Opinion
March 1, 1993
Appeal from the Supreme Court, Queens County (Clabby, J.).
Ordered that the judgment is affirmed.
The defendant was arrested for burglary inside the complainant's apartment, clutching a bag containing the complainant's jewelry. At the station house, after waiving his Miranda rights, the defendant told the police that he had smoked some "base", gone to the complainant's apartment, kicked in the door, and went through the drawers and found some jewelry, which he put in a bag along with a telephone.
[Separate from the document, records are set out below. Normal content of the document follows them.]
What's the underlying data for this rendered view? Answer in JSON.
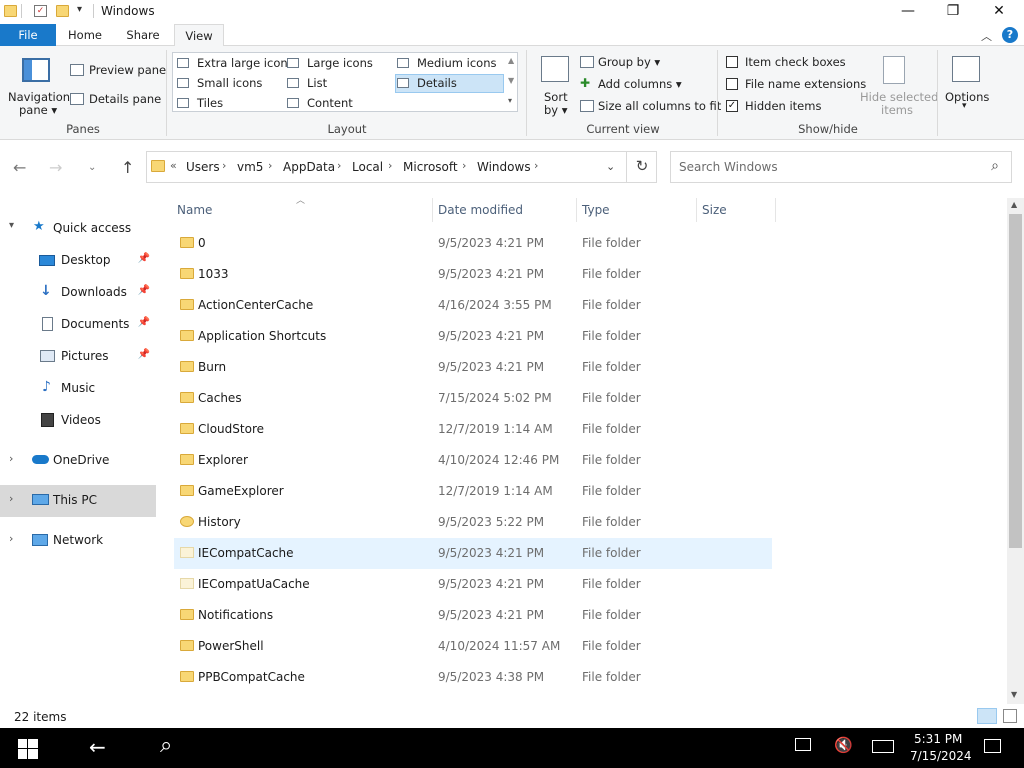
{
  "window": {
    "title": "Windows",
    "minimize": "—",
    "restore": "❐",
    "close": "✕"
  },
  "ribbon_tabs": [
    "File",
    "Home",
    "Share",
    "View"
  ],
  "ribbon": {
    "panes": {
      "navigation_pane": "Navigation",
      "navigation_pane_2": "pane ▾",
      "preview_pane": "Preview pane",
      "details_pane": "Details pane",
      "group_label": "Panes"
    },
    "layout": {
      "options": [
        "Extra large icons",
        "Large icons",
        "Medium icons",
        "Small icons",
        "List",
        "Details",
        "Tiles",
        "Content"
      ],
      "selected": "Details",
      "group_label": "Layout"
    },
    "current_view": {
      "sort_by": "Sort",
      "sort_by_2": "by ▾",
      "group_by": "Group by ▾",
      "add_columns": "Add columns ▾",
      "size_all_columns": "Size all columns to fit",
      "group_label": "Current view"
    },
    "show_hide": {
      "item_check_boxes": "Item check boxes",
      "file_name_extensions": "File name extensions",
      "hidden_items": "Hidden items",
      "hidden_items_checked": true,
      "hide_selected": "Hide selected",
      "hide_selected_2": "items",
      "group_label": "Show/hide"
    },
    "options": {
      "label": "Options",
      "arrow": "▾"
    }
  },
  "address": {
    "breadcrumbs": [
      "Users",
      "vm5",
      "AppData",
      "Local",
      "Microsoft",
      "Windows"
    ],
    "overflow": "«",
    "search_placeholder": "Search Windows"
  },
  "nav": {
    "quick_access": "Quick access",
    "quick_items": [
      "Desktop",
      "Downloads",
      "Documents",
      "Pictures",
      "Music",
      "Videos"
    ],
    "onedrive": "OneDrive",
    "this_pc": "This PC",
    "network": "Network"
  },
  "columns": {
    "name": "Name",
    "date_modified": "Date modified",
    "type": "Type",
    "size": "Size"
  },
  "files": [
    {
      "name": "0",
      "date": "9/5/2023 4:21 PM",
      "type": "File folder",
      "icon": "folder-icon"
    },
    {
      "name": "1033",
      "date": "9/5/2023 4:21 PM",
      "type": "File folder",
      "icon": "folder-icon"
    },
    {
      "name": "ActionCenterCache",
      "date": "4/16/2024 3:55 PM",
      "type": "File folder",
      "icon": "folder-icon"
    },
    {
      "name": "Application Shortcuts",
      "date": "9/5/2023 4:21 PM",
      "type": "File folder",
      "icon": "folder-icon"
    },
    {
      "name": "Burn",
      "date": "9/5/2023 4:21 PM",
      "type": "File folder",
      "icon": "folder-icon"
    },
    {
      "name": "Caches",
      "date": "7/15/2024 5:02 PM",
      "type": "File folder",
      "icon": "folder-icon"
    },
    {
      "name": "CloudStore",
      "date": "12/7/2019 1:14 AM",
      "type": "File folder",
      "icon": "folder-icon"
    },
    {
      "name": "Explorer",
      "date": "4/10/2024 12:46 PM",
      "type": "File folder",
      "icon": "folder-icon"
    },
    {
      "name": "GameExplorer",
      "date": "12/7/2019 1:14 AM",
      "type": "File folder",
      "icon": "folder-icon"
    },
    {
      "name": "History",
      "date": "9/5/2023 5:22 PM",
      "type": "File folder",
      "icon": "history-folder-icon"
    },
    {
      "name": "IECompatCache",
      "date": "9/5/2023 4:21 PM",
      "type": "File folder",
      "icon": "hidden-folder-icon",
      "hover": true
    },
    {
      "name": "IECompatUaCache",
      "date": "9/5/2023 4:21 PM",
      "type": "File folder",
      "icon": "hidden-folder-icon"
    },
    {
      "name": "Notifications",
      "date": "9/5/2023 4:21 PM",
      "type": "File folder",
      "icon": "folder-icon"
    },
    {
      "name": "PowerShell",
      "date": "4/10/2024 11:57 AM",
      "type": "File folder",
      "icon": "folder-icon"
    },
    {
      "name": "PPBCompatCache",
      "date": "9/5/2023 4:38 PM",
      "type": "File folder",
      "icon": "folder-icon"
    }
  ],
  "status": {
    "item_count": "22 items"
  },
  "taskbar": {
    "time": "5:31 PM",
    "date": "7/15/2024"
  },
  "colors": {
    "accent": "#1979ca",
    "folder": "#f8d775",
    "hover_row": "#e5f3ff",
    "selected_layout": "#cce4f7"
  }
}
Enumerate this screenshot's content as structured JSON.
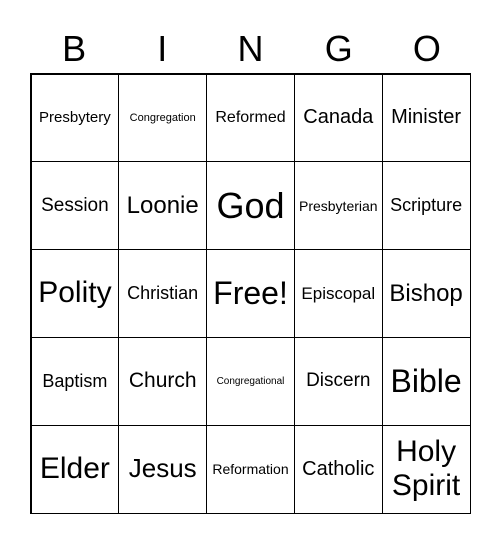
{
  "header": [
    "B",
    "I",
    "N",
    "G",
    "O"
  ],
  "cells": [
    [
      "Presbytery",
      "Congregation",
      "Reformed",
      "Canada",
      "Minister"
    ],
    [
      "Session",
      "Loonie",
      "God",
      "Presbyterian",
      "Scripture"
    ],
    [
      "Polity",
      "Christian",
      "Free!",
      "Episcopal",
      "Bishop"
    ],
    [
      "Baptism",
      "Church",
      "Congregational",
      "Discern",
      "Bible"
    ],
    [
      "Elder",
      "Jesus",
      "Reformation",
      "Catholic",
      "Holy Spirit"
    ]
  ]
}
The defendant now contends that the trial court committed reversible error when it refused to charge the jury on criminal trespass as a lesser included offense, since the jury might reasonably have concluded that the defendant was too intoxicated to form the intent to commit a crime when he broke into the apartment, but not so intoxicated that he did not knowingly enter and remain unlawfully on the premises. We disagree.
Here, although the defendant said that he had smoked some "base" prior to breaking into the complainant's apartment, there was no evidence of the "nature or quantity [of the use of the intoxicant] to support the inference that [its] ingestion was sufficient to affect defendant's ability to form the necessary criminal intent" (People v. Rodriguez, 76 N.Y.2d 918, 920). To have allowed the jury to conclude that the defendant was too intoxicated to form the intent to commit a crime when he broke into the apartment, but not too intoxicated to knowingly enter and remain there unlawfully, would have been to allow the jury to come to a verdict based on mere speculation (see, People v Discala, 45 N.Y.2d 38, 43; People v. Enderle, 114 A.D.2d 693).
We have examined the defendant's remaining contentions and find them to be without merit. Mangano, P.J., Sullivan, Balletta and O'Brien, JJ., concur.